Frequently Asked Questions

What is the count-and-say sequence?
The count-and-say sequence starts with '1'. Each subsequent term is generated by reading the previous term aloud: counting consecutive identical digits and writing the count followed by the digit. For example, '1' becomes '11' (one 1), '11' becomes '21' (two 1s), and '21' becomes '1211' (one 2, one 1).
What is run-length encoding and how does it relate to count-and-say?
Run-length encoding (RLE) is a data compression technique that replaces consecutive identical characters with a count followed by the character. Count-and-say is essentially iterative RLE: each term is the run-length encoding of the previous term. For example, encoding '3322251' produces '23321511' because there are two 3s, three 2s, one 5, and one 1.
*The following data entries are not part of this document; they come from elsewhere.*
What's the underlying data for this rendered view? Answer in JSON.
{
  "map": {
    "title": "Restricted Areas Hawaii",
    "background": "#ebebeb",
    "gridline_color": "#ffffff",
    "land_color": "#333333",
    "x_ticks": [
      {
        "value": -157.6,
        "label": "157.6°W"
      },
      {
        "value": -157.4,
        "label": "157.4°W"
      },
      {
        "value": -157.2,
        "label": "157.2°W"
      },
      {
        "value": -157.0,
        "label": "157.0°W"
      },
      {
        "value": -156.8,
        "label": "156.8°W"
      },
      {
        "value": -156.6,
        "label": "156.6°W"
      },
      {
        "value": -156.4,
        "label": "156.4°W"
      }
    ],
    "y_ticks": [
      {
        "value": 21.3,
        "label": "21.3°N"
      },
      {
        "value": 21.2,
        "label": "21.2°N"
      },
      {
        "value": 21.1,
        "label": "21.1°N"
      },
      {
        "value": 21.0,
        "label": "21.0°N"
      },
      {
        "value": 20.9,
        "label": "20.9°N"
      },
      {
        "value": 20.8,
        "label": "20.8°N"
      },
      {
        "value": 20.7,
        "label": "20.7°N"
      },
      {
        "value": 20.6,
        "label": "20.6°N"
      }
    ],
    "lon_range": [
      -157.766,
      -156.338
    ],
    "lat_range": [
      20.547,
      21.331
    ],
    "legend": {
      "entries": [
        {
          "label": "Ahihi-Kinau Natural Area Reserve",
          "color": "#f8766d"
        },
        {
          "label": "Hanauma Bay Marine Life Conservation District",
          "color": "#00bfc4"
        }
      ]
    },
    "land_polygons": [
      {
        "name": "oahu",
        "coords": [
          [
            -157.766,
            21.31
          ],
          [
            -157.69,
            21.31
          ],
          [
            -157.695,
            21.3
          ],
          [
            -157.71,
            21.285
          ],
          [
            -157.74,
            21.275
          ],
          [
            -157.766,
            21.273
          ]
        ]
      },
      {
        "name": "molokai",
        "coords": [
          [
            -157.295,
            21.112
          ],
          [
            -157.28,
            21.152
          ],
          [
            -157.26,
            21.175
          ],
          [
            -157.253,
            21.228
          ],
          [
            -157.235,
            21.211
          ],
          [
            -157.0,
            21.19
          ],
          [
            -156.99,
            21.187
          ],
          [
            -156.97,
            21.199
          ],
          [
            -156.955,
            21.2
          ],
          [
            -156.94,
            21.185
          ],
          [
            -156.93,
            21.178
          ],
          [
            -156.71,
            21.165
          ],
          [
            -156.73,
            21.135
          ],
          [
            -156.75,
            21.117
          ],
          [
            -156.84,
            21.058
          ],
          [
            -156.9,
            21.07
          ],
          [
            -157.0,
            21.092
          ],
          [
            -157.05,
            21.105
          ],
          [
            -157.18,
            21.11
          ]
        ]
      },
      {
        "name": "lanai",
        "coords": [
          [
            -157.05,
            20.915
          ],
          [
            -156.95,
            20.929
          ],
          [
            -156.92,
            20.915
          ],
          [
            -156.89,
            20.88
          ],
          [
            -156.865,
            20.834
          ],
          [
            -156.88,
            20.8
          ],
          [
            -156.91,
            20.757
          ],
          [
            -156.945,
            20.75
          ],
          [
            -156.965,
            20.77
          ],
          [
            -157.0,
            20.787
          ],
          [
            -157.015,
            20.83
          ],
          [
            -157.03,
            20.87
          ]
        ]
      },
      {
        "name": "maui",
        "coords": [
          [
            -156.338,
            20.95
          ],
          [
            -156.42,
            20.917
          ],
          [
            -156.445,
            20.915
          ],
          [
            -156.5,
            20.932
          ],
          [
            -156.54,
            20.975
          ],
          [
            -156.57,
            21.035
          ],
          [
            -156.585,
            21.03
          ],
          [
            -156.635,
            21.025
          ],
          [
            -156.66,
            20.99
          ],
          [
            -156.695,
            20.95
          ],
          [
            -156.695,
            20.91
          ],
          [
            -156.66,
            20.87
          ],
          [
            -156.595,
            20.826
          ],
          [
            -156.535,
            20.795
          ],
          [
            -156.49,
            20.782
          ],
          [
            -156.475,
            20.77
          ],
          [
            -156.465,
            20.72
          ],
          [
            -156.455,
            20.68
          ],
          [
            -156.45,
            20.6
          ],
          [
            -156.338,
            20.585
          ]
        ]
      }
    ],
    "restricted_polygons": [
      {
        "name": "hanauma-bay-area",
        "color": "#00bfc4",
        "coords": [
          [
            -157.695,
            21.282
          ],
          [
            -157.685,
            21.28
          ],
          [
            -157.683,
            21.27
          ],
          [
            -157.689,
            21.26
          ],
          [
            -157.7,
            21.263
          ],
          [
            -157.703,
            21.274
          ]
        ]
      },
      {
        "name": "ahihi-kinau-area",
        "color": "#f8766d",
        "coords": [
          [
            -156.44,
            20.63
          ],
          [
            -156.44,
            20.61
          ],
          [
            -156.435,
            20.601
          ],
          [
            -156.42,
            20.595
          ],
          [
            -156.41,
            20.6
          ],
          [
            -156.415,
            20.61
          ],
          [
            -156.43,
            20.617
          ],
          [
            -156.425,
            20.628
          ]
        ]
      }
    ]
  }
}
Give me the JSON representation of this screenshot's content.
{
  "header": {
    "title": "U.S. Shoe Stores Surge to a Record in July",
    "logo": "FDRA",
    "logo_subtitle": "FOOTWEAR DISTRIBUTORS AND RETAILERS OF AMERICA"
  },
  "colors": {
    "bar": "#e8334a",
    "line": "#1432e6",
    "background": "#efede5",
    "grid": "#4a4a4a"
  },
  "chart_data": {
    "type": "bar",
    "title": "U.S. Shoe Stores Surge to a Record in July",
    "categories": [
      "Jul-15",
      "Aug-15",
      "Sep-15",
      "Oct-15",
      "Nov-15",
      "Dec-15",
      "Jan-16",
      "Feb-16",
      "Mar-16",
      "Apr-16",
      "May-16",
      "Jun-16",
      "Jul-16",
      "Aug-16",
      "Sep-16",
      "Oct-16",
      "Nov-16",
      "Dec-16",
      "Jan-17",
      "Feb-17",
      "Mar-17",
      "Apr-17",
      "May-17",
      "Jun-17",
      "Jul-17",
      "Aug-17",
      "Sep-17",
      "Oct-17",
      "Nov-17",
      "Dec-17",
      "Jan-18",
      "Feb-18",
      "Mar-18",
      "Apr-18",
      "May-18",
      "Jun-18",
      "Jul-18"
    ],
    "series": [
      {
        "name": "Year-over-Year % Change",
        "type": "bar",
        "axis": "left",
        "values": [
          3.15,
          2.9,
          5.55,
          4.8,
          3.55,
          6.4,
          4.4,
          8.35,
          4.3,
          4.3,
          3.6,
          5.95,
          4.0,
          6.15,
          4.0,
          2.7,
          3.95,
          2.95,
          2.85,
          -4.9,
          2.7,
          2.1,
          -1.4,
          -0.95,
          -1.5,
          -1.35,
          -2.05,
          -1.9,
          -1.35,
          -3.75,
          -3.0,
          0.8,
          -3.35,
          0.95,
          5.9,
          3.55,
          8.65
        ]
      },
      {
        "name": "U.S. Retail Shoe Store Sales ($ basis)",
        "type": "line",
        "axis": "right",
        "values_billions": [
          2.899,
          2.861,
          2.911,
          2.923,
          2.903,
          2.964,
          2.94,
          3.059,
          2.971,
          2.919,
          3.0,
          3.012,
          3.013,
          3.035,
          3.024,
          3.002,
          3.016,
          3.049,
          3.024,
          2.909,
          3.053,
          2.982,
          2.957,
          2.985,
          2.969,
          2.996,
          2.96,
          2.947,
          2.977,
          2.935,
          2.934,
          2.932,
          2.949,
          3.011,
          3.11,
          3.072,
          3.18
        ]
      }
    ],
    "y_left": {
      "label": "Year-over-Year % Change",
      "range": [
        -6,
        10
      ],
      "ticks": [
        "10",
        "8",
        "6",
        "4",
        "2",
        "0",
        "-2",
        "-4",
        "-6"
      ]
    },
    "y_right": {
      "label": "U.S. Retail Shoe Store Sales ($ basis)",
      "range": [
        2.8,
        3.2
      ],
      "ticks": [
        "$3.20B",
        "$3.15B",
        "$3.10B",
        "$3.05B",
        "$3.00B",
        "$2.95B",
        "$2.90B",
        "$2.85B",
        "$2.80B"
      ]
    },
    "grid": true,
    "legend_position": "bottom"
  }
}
What is the time complexity of the count-and-say problem?
The time complexity is O(2^n) because the length of each term can roughly double compared to the previous term in the worst case. Generating the nth term requires processing all previous terms, and the string lengths grow exponentially. Each iteration takes time proportional to the length of the current string.
Why does the count-and-say sequence grow exponentially?
The sequence grows exponentially because each digit in the current term produces at least two characters in the next term (one for the count, one for the digit). In practice, the growth rate follows Conway's constant of approximately 1.303577, meaning each term is roughly 30% longer than the previous one.
What is the best data structure for building the next term efficiently?
A StringBuilder (Java, Kotlin, C#) or equivalent mutable string builder is the best choice. String concatenation in a loop creates a new string object each time, leading to O(n^2) behavior for that iteration. StringBuilder appends in amortized O(1) time, keeping each iteration linear in the length of the current string.
How do you handle the edge case when n equals 1?
When n equals 1, return the base case '1' directly without any processing. The loop that generates subsequent terms runs from 1 to n-1, so for n=1 it executes zero iterations and the initial value '1' is returned unchanged.
Can the count-and-say sequence be solved recursively?
Yes, you can solve it recursively by defining countAndSay(n) as the RLE of countAndSay(n-1) with base case countAndSay(1) = '1'. However, the iterative approach is preferred in interviews because it avoids O(n) call stack overhead and is straightforward to implement.
What are common mistakes when implementing count-and-say?
The most common mistakes are forgetting to append the final group after the loop ends, off-by-one errors in loop boundaries, and using string concatenation instead of StringBuilder which causes performance issues for large n. Always process the last group of characters after exiting the inner loop.
How often does count-and-say appear in coding interviews?
Count-and-say is a moderately popular interview question in 2026, frequently asked at Apple, Meta, Akuna Capital, and Yahoo. It tests string manipulation, iterative thinking, and the ability to translate a verbal description into code. It is often used as a warm-up or mid-interview question.
What is Conway's constant and how does it relate to count-and-say?
Conway's constant (approximately 1.303577) is the asymptotic growth rate of the count-and-say sequence. John Conway proved that the ratio of consecutive term lengths converges to this constant. This means each term is about 30.4% longer than the previous one, which is why the overall complexity is exponential.